Allen was the sixth-best shooting guard in the NBA last season in True Shooting Percentage at 60.1%. He was 16th at his position in PER. His willingness to sacrifice was the key to making the Big Three work three years ago. As time winds on and as he plays more and more seasons with the Celtics, Allen's legacy is going to be remembered almost exclusively for his years as a support player in Boston rather than as a star in Milwaukee or Seattle. He's made the kind of transition from star to support piece that very few players have the character and discipline to make. Going from being the star on a team to just another role player (as good as he is at that role) is one of the most difficult switches to make, as Allen Iverson, Shaquille O'Neal and Tracy McGrady can attest. When people wonder why the Celtics committed $20 million this summer to more years of an aging guard's career, it's because replacing him is a lot more difficult than swapping names on a roster sheet.

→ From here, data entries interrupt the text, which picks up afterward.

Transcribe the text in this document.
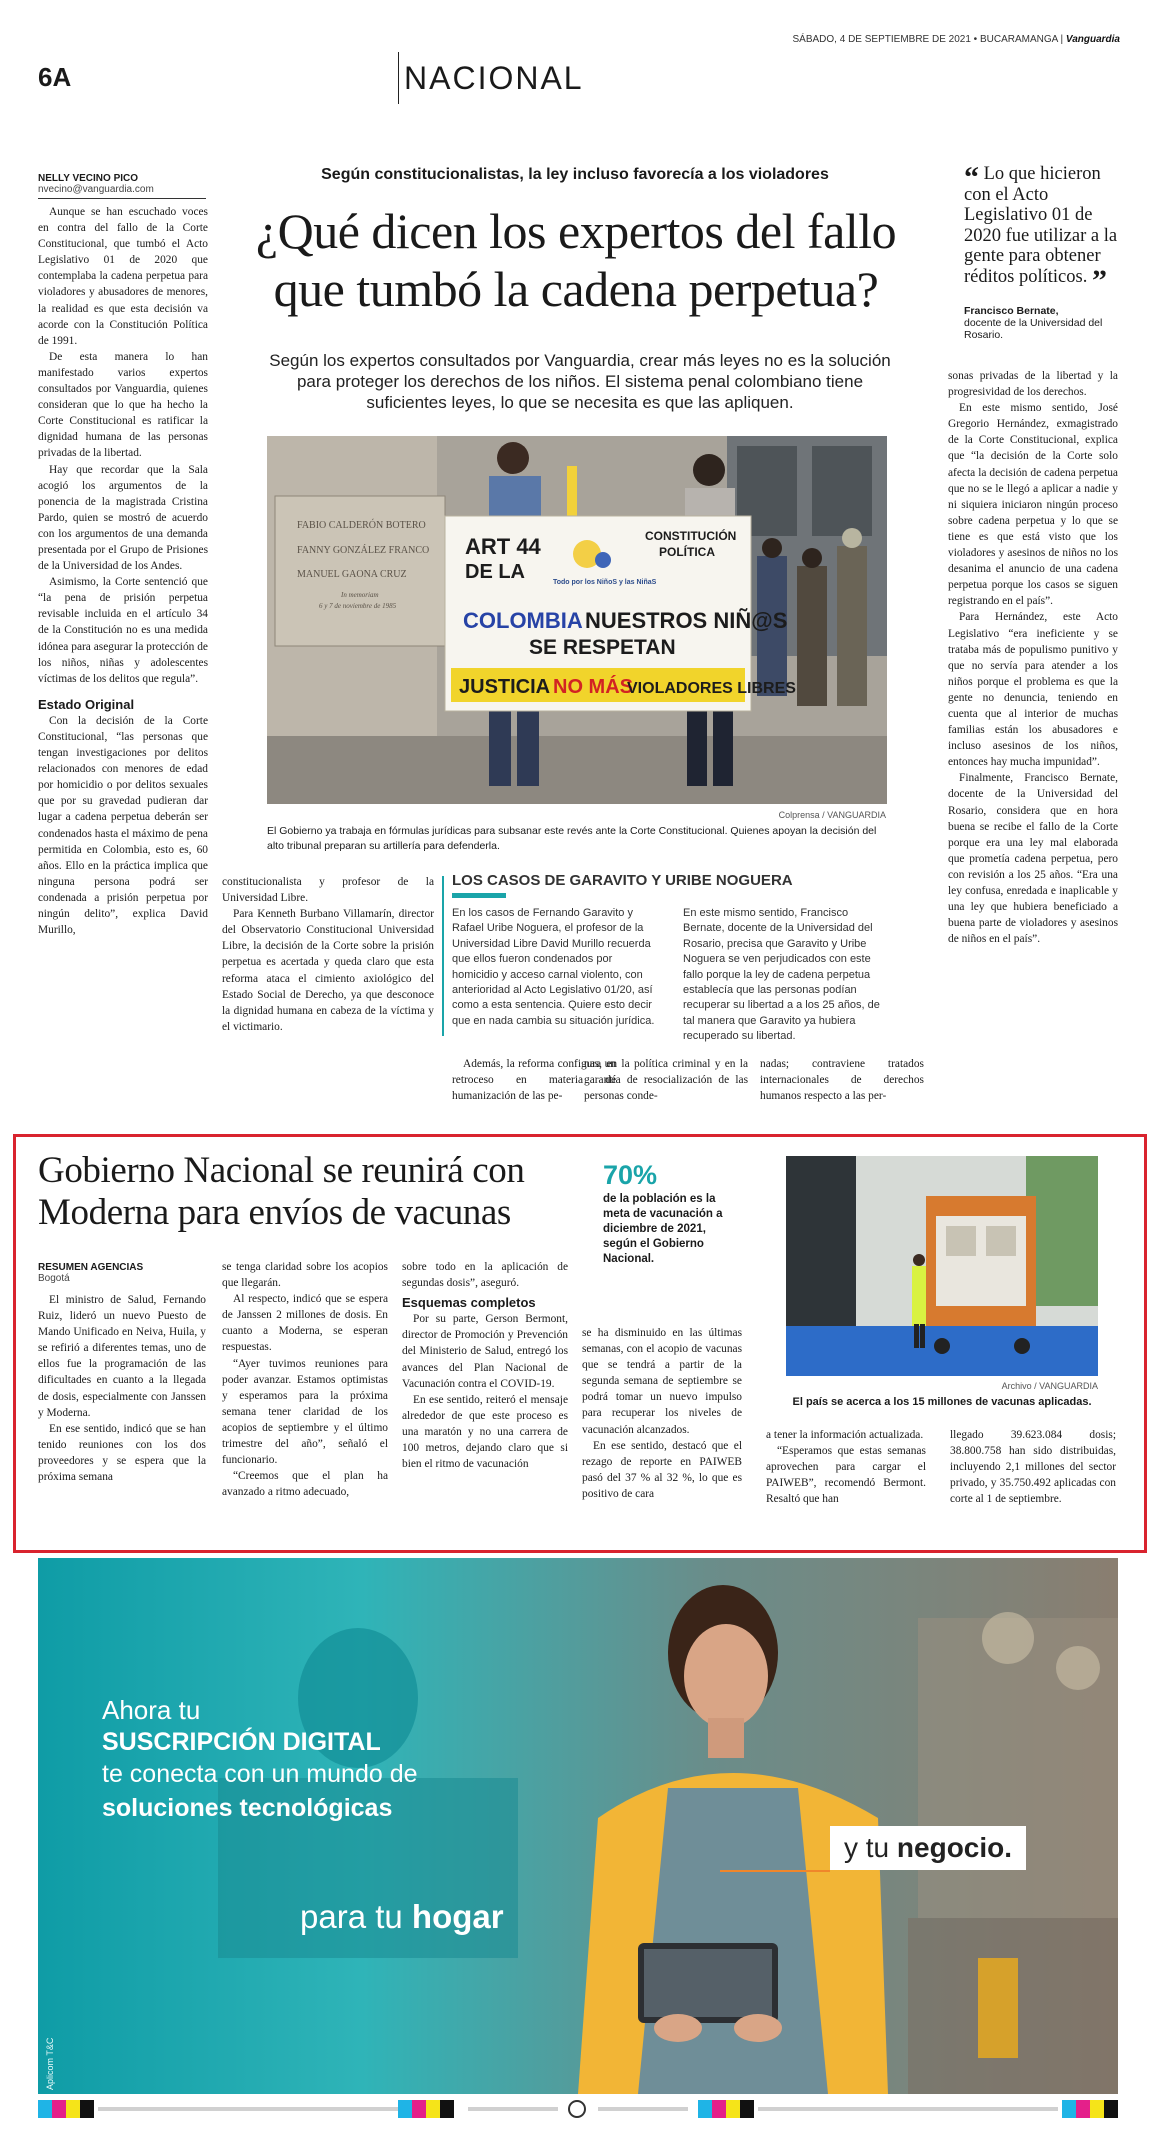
SÁBADO, 4 DE SEPTIEMBRE DE 2021 • BUCARAMANGA | Vanguardia
6A	NACIONAL
NELLY VECINO PICO
nvecino@vanguardia.com

Aunque se han escuchado voces en contra del fallo de la Corte Constitucional, que tumbó el Acto Legislativo 01 de 2020 que contemplaba la cadena perpetua para violadores y abusadores de menores, la realidad es que esta decisión va acorde con la Constitución Política de 1991.

De esta manera lo han manifestado varios expertos consultados por Vanguardia, quienes consideran que lo que ha hecho la Corte Constitucional es ratificar la dignidad humana de las personas privadas de la libertad.

Hay que recordar que la Sala acogió los argumentos de la ponencia de la magistrada Cristina Pardo, quien se mostró de acuerdo con los argumentos de una demanda presentada por el Grupo de Prisiones de la Universidad de los Andes.

Asimismo, la Corte sentenció que “la pena de prisión perpetua revisable incluida en el artículo 34 de la Constitución no es una medida idónea para asegurar la protección de los niños, niñas y adolescentes víctimas de los delitos que regula”.

Estado Original

Con la decisión de la Corte Constitucional, “las personas que tengan investigaciones por delitos relacionados con menores de edad por homicidio o por delitos sexuales que por su gravedad pudieran dar lugar a cadena perpetua deberán ser condenados hasta el máximo de pena permitida en Colombia, esto es, 60 años. Ello en la práctica implica que ninguna persona podrá ser condenada a prisión perpetua por ningún delito”, explica David Murillo,

Según constitucionalistas, la ley incluso favorecía a los violadores
¿Qué dicen los expertos del fallo que tumbó la cadena perpetua?
Según los expertos consultados por Vanguardia, crear más leyes no es la solución para proteger los derechos de los niños. El sistema penal colombiano tiene suficientes leyes, lo que se necesita es que las apliquen.
FABIO CALDERÓN BOTERO
FANNY GONZÁLEZ FRANCO
MANUEL GAONA CRUZ
In memoriam
6 y 7 de noviembre de 1985
ART 44
DE LA
CONSTITUCIÓN
POLÍTICA
Todo por los NiñoS y las NiñaS
COLOMBIA NUESTROS NIÑ@S
SE RESPETAN
JUSTICIA NO MÁS
VIOLADORES LIBRES
Colprensa / VANGUARDIA
El Gobierno ya trabaja en fórmulas jurídicas para subsanar este revés ante la Corte Constitucional. Quienes apoyan la decisión del alto tribunal preparan su artillería para defenderla.

constitucionalista y profesor de la Universidad Libre.

Para Kenneth Burbano Villamarín, director del Observatorio Constitucional Universidad Libre, la decisión de la Corte sobre la prisión perpetua es acertada y queda claro que esta reforma ataca el cimiento axiológico del Estado Social de Derecho, ya que desconoce la dignidad humana en cabeza de la víctima y el victimario.

LOS CASOS DE GARAVITO Y URIBE NOGUERA
En los casos de Fernando Garavito y Rafael Uribe Noguera, el profesor de la Universidad Libre David Murillo recuerda que ellos fueron condenados por homicidio y acceso carnal violento, con anterioridad al Acto Legislativo 01/20, así como a esta sentencia. Quiere esto decir que en nada cambia su situación jurídica.
En este mismo sentido, Francisco Bernate, docente de la Universidad del Rosario, precisa que Garavito y Uribe Noguera se ven perjudicados con este fallo porque la ley de cadena perpetua establecía que las personas podían recuperar su libertad a a los 25 años, de tal manera que Garavito ya hubiera recuperado su libertad.

Además, la reforma configura un retroceso en materia de humanización de las pe-

nas, en la política criminal y en la garantía de resocialización de las personas conde-

nadas; contraviene tratados internacionales de derechos humanos respecto a las per-

“ Lo que hicieron con el Acto Legislativo 01 de 2020 fue utilizar a la gente para obtener réditos políticos. ”
Francisco Bernate,
docente de la Universidad del Rosario.

sonas privadas de la libertad y la progresividad de los derechos.

En este mismo sentido, José Gregorio Hernández, exmagistrado de la Corte Constitucional, explica que “la decisión de la Corte solo afecta la decisión de cadena perpetua que no se le llegó a aplicar a nadie y ni siquiera iniciaron ningún proceso sobre cadena perpetua y lo que se tiene es que está visto que los violadores y asesinos de niños no los desanima el anuncio de una cadena perpetua porque los casos se siguen registrando en el país”.

Para Hernández, este Acto Legislativo “era ineficiente y se trataba más de populismo punitivo y que no servía para atender a los niños porque el problema es que la gente no denuncia, teniendo en cuenta que al interior de muchas familias están los abusadores e incluso asesinos de los niños, entonces hay mucha impunidad”.

Finalmente, Francisco Bernate, docente de la Universidad del Rosario, considera que en hora buena se recibe el fallo de la Corte porque era una ley mal elaborada que prometía cadena perpetua, pero con revisión a los 25 años. “Era una ley confusa, enredada e inaplicable y una ley que hubiera beneficiado a buena parte de violadores y asesinos de niños en el país”.

Gobierno Nacional se reunirá con Moderna para envíos de vacunas
70%
de la población es la meta de vacunación a diciembre de 2021, según el Gobierno Nacional.
RESUMEN AGENCIAS
Bogotá

El ministro de Salud, Fernando Ruiz, lideró un nuevo Puesto de Mando Unificado en Neiva, Huila, y se refirió a diferentes temas, uno de ellos fue la programación de las dificultades en cuanto a la llegada de dosis, especialmente con Janssen y Moderna.

En ese sentido, indicó que se han tenido reuniones con los dos proveedores y se espera que la próxima semana

se tenga claridad sobre los acopios que llegarán.

Al respecto, indicó que se espera de Janssen 2 millones de dosis. En cuanto a Moderna, se esperan respuestas.

“Ayer tuvimos reuniones para poder avanzar. Estamos optimistas y esperamos para la próxima semana tener claridad de los acopios de septiembre y el último trimestre del año”, señaló el funcionario.

“Creemos que el plan ha avanzado a ritmo adecuado,

sobre todo en la aplicación de segundas dosis”, aseguró.

Esquemas completos

Por su parte, Gerson Bermont, director de Promoción y Prevención del Ministerio de Salud, entregó los avances del Plan Nacional de Vacunación contra el COVID-19.

En ese sentido, reiteró el mensaje alrededor de que este proceso es una maratón y no una carrera de 100 metros, dejando claro que si bien el ritmo de vacunación

se ha disminuido en las últimas semanas, con el acopio de vacunas que se tendrá a partir de la segunda semana de septiembre se podrá tomar un nuevo impulso para recuperar los niveles de vacunación alcanzados.

En ese sentido, destacó que el rezago de reporte en PAIWEB pasó del 37 % al 32 %, lo que es positivo de cara

a tener la información actualizada.

“Esperamos que estas semanas aprovechen para cargar el PAIWEB”, recomendó Bermont. Resaltó que han

llegado 39.623.084 dosis; 38.800.758 han sido distribuidas, incluyendo 2,1 millones del sector privado, y 35.750.492 aplicadas con corte al 1 de septiembre.

Archivo / VANGUARDIA
El país se acerca a los 15 millones de vacunas aplicadas.
Ahora tu
SUSCRIPCIÓN DIGITAL
te conecta con un mundo de
soluciones tecnológicas
para tu hogar
y tu negocio.
Aplicom T&C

Pierce, like Allen, inked a generous extension this summer (Pierce's was of course longer and richer), but he is going to have to be the key ambassador that turns the Big Three's team over to Rondo over the next few years. While most generally accept that Rondo is the team's best player out on the court, he is by no means the team's leader in the locker room. He has yet to experience what it is like to have all eyes looking to him for leadership, and his failed bid to make Team USA this summer might have rocked his confidence a bit. Pierce is the face of this generation of Celtics basketball, and he probably has another year or so in that role, but if he wants the club to continue to prosper after his retirement, it would behoove him to take Rondo under his wing and show him all of the sides of stardom in the NBA that have nothing to do with on-the-court basketball. 

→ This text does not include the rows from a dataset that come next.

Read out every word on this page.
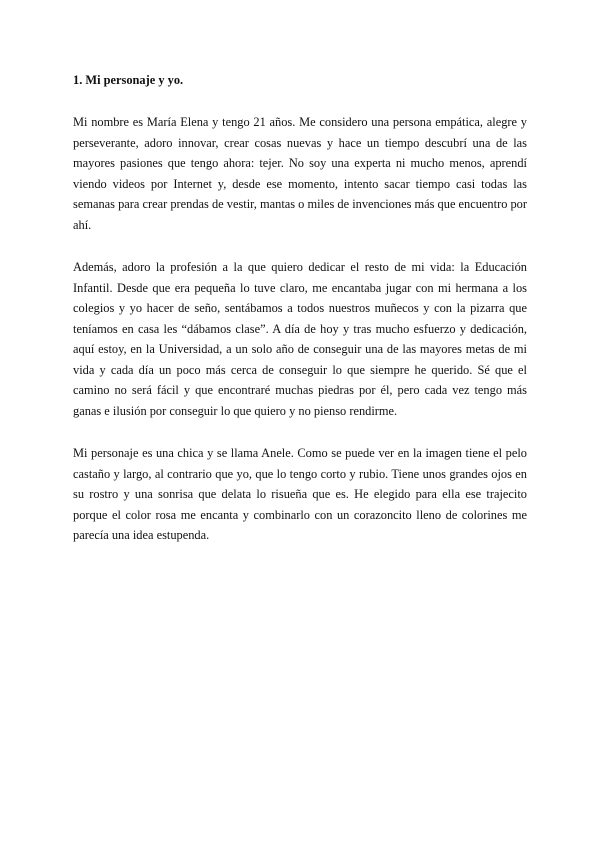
1. Mi personaje y yo.

Mi nombre es María Elena y tengo 21 años. Me considero una persona empática, alegre y perseverante, adoro innovar, crear cosas nuevas y hace un tiempo descubrí una de las mayores pasiones que tengo ahora: tejer. No soy una experta ni mucho menos, aprendí viendo videos por Internet y, desde ese momento, intento sacar tiempo casi todas las semanas para crear prendas de vestir, mantas o miles de invenciones más que encuentro por ahí.

Además, adoro la profesión a la que quiero dedicar el resto de mi vida: la Educación Infantil. Desde que era pequeña lo tuve claro, me encantaba jugar con mi hermana a los colegios y yo hacer de seño, sentábamos a todos nuestros muñecos y con la pizarra que teníamos en casa les “dábamos clase”. A día de hoy y tras mucho esfuerzo y dedicación, aquí estoy, en la Universidad, a un solo año de conseguir una de las mayores metas de mi vida y cada día un poco más cerca de conseguir lo que siempre he querido. Sé que el camino no será fácil y que encontraré muchas piedras por él, pero cada vez tengo más ganas e ilusión por conseguir lo que quiero y no pienso rendirme.

Mi personaje es una chica y se llama Anele. Como se puede ver en la imagen tiene el pelo castaño y largo, al contrario que yo, que lo tengo corto y rubio. Tiene unos grandes ojos en su rostro y una sonrisa que delata lo risueña que es. He elegido para ella ese trajecito porque el color rosa me encanta y combinarlo con un corazoncito lleno de colorines me parecía una idea estupenda.
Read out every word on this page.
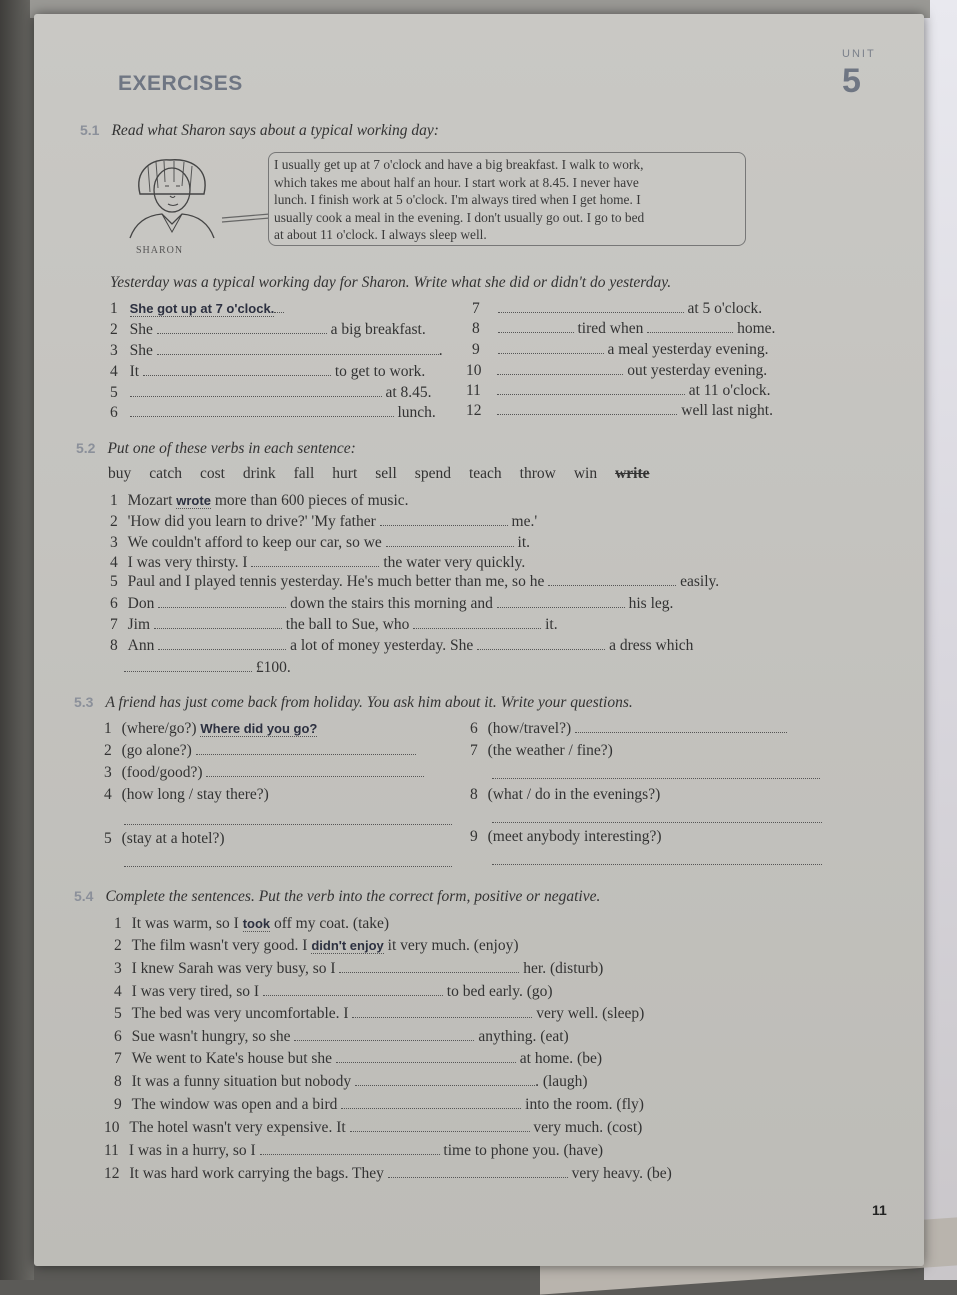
EXERCISES
UNIT
5
5.1 Read what Sharon says about a typical working day:
SHARON
I usually get up at 7 o'clock and have a big breakfast. I walk to work,
which takes me about half an hour. I start work at 8.45. I never have
lunch. I finish work at 5 o'clock. I'm always tired when I get home. I
usually cook a meal in the evening. I don't usually go out. I go to bed
at about 11 o'clock. I always sleep well.
Yesterday was a typical working day for Sharon. Write what she did or didn't do yesterday.
1 She got up at 7 o'clock.
2 She	a big breakfast.
3 She	.
4 It	to get to work.
5	at 8.45.
6	lunch.
7	at 5 o'clock.
8	tired when	home.
9	a meal yesterday evening.
10	out yesterday evening.
11	at 11 o'clock.
12	well last night.
5.2 Put one of these verbs in each sentence:
buy catch cost drink fall hurt sell spend teach throw win write
1 Mozart wrote more than 600 pieces of music.
2 'How did you learn to drive?' 'My father	me.'
3 We couldn't afford to keep our car, so we	it.
4 I was very thirsty. I	the water very quickly.
5 Paul and I played tennis yesterday. He's much better than me, so he	easily.
6 Don	down the stairs this morning and	his leg.
7 Jim	the ball to Sue, who	it.
8 Ann	a lot of money yesterday. She	a dress which
£100.
5.3 A friend has just come back from holiday. You ask him about it. Write your questions.
1 (where/go?) Where did you go?
2 (go alone?)
3 (food/good?)
4 (how long / stay there?)
5 (stay at a hotel?)
6 (how/travel?)
7 (the weather / fine?)
8 (what / do in the evenings?)
9 (meet anybody interesting?)
5.4 Complete the sentences. Put the verb into the correct form, positive or negative.
1 It was warm, so I took off my coat. (take)
2 The film wasn't very good. I didn't enjoy it very much. (enjoy)
3 I knew Sarah was very busy, so I	her. (disturb)
4 I was very tired, so I	to bed early. (go)
5 The bed was very uncomfortable. I	very well. (sleep)
6 Sue wasn't hungry, so she	anything. (eat)
7 We went to Kate's house but she	at home. (be)
8 It was a funny situation but nobody	. (laugh)
9 The window was open and a bird	into the room. (fly)
10 The hotel wasn't very expensive. It	very much. (cost)
11 I was in a hurry, so I	time to phone you. (have)
12 It was hard work carrying the bags. They	very heavy. (be)
11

This year, Garnett is the third highest-paid player in the NBA. He was a 14-and-7 power forward last season and he recorded his lowest PER in thirteen years. Despite his salary, he is a player in decline and he simply cannot will his body to do the things he wants it to do anymore. That means, then, that his basketball brain has to become that much more effective a weapon this season. Garnett's brain is one of the sharpest in the NBA, he sees angles and rotations intuitively that players spend entire careers trying to pick up. He's got to use that intelligence to put himself in better positions for rebounds. He needs to use his smarts to adjust his offensive game to not having his trademark explosiveness to rely on. He's in decline but if he wants it he still has several more years ahead of him as a wily NBA vet. But, he's got to start relying more on his mind than on his body from here on out.


While Perkins is out, one of the O'Neal's is going to have to start for this team. While most figure that Shaq is the more logical choice, it says here that Jermaine eases into the spot a lot smoother. Shaq requires a lot more adjusting from everybody else than Jermaine does because he's bigger, slower and has more offensive talent left in the tank (with an outsized ego to match). If Perkins was going to be out for the whole season, then perhaps making all of those adjustments would be worth it, but seeing as how this is just a two-to-three month temp job, Jermaine is a smarter fit. Plus, playing against reserve bigs might just allow Shaq to look dominant again for stretches, and this bench could use that kind of offensive firepower from the reserve unit. When the time comes, though, Perkins will return as one of the most underrated centres in all of basketball.